Where you can provide any of the model sizes that are pre-trained for OPT, and the token limit must be smaller than the max token length that the model is able to handle.

Next, you can run the model to do 2 tokens of predictions, by, for example, running:

text = 'Hello, my name is'
inpt, output = opt.predict( text, num=2 )

We can look at the residual stream of how the output changes over time.

residual_stream = opt.get_residual_stream( text )

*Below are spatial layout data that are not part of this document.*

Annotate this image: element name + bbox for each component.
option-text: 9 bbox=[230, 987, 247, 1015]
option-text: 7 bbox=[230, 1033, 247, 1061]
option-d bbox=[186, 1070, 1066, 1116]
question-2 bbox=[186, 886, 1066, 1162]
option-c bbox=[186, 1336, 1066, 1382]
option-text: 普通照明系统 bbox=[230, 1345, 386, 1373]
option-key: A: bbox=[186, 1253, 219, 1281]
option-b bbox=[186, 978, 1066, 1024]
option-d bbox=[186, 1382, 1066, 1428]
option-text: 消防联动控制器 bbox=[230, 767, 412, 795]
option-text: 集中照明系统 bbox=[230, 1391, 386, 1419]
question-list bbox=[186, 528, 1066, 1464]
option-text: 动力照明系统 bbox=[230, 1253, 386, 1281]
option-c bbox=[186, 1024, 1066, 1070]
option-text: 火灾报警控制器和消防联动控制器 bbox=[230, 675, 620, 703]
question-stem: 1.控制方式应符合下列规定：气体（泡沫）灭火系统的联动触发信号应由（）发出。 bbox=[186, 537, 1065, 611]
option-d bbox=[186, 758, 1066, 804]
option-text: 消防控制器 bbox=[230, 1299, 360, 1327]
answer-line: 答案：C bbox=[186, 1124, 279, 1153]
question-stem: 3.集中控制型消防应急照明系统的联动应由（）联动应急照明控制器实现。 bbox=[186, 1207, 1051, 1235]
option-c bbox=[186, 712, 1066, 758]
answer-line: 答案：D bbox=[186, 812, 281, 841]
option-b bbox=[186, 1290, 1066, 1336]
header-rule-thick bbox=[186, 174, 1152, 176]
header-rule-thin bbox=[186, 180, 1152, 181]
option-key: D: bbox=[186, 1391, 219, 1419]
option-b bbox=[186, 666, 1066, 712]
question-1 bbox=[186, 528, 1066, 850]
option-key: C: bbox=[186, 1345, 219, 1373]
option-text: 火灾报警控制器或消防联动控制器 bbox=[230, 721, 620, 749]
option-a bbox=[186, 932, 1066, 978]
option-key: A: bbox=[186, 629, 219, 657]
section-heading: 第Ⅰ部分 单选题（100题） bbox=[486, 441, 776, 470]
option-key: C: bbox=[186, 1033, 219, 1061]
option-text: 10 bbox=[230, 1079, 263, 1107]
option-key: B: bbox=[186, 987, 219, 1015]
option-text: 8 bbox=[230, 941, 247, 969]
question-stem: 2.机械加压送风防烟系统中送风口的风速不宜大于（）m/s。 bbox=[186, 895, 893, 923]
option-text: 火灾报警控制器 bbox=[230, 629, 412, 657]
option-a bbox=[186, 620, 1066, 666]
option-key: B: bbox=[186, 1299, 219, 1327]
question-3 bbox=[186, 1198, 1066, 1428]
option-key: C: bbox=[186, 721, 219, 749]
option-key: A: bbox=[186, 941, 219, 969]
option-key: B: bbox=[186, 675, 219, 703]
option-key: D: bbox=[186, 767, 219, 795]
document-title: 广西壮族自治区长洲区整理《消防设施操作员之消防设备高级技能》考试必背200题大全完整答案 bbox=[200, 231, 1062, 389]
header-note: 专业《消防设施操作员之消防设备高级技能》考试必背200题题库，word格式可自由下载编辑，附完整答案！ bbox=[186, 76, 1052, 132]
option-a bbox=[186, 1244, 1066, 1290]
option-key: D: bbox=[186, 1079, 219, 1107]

This will return a tensor of size 2 + 2*n_layers. i.e:

  • the input (w/ positional encoding)
  • n attention layer outputs
  • n feed forward layer outputs
  • the final output

If we want just the output of the attention / feed forward layers, we can instead look at the activations:

inpt, attn_out, ff_out, output = opt.get_text_activations( text )

or alternatively:

inpt, attn_out, ff_out, output = opt.get_text_activations( residual_stream=residual_stream )

To get the activations for the input text at all of the MLP mid layers, we can look at: opt.get_ff_key_activations( text ) or opt.get_ff_key_activations( residual_stream=residual_stream ).

texts.py

Has some basic tools for loading the text datasets I am using:

  • 'pile', ( EleutherAI's 'The Pile' dataset)
  • 'pile-codeless' (Pile without GitHub)
  • 'code' (CodeParrot's 'github-code' dataset)
  • 'python', (Subset of only python)
  • 'wiki', (WikiText)
  • 'civil', (Civil comments with toxicity < 0.2)
  • 'toxic', (Civil comments with toxicity > 0.8)
  • ...

activations.py

Has code specific to the datasets I am using to analyze and attempt to remove capabilities from the models.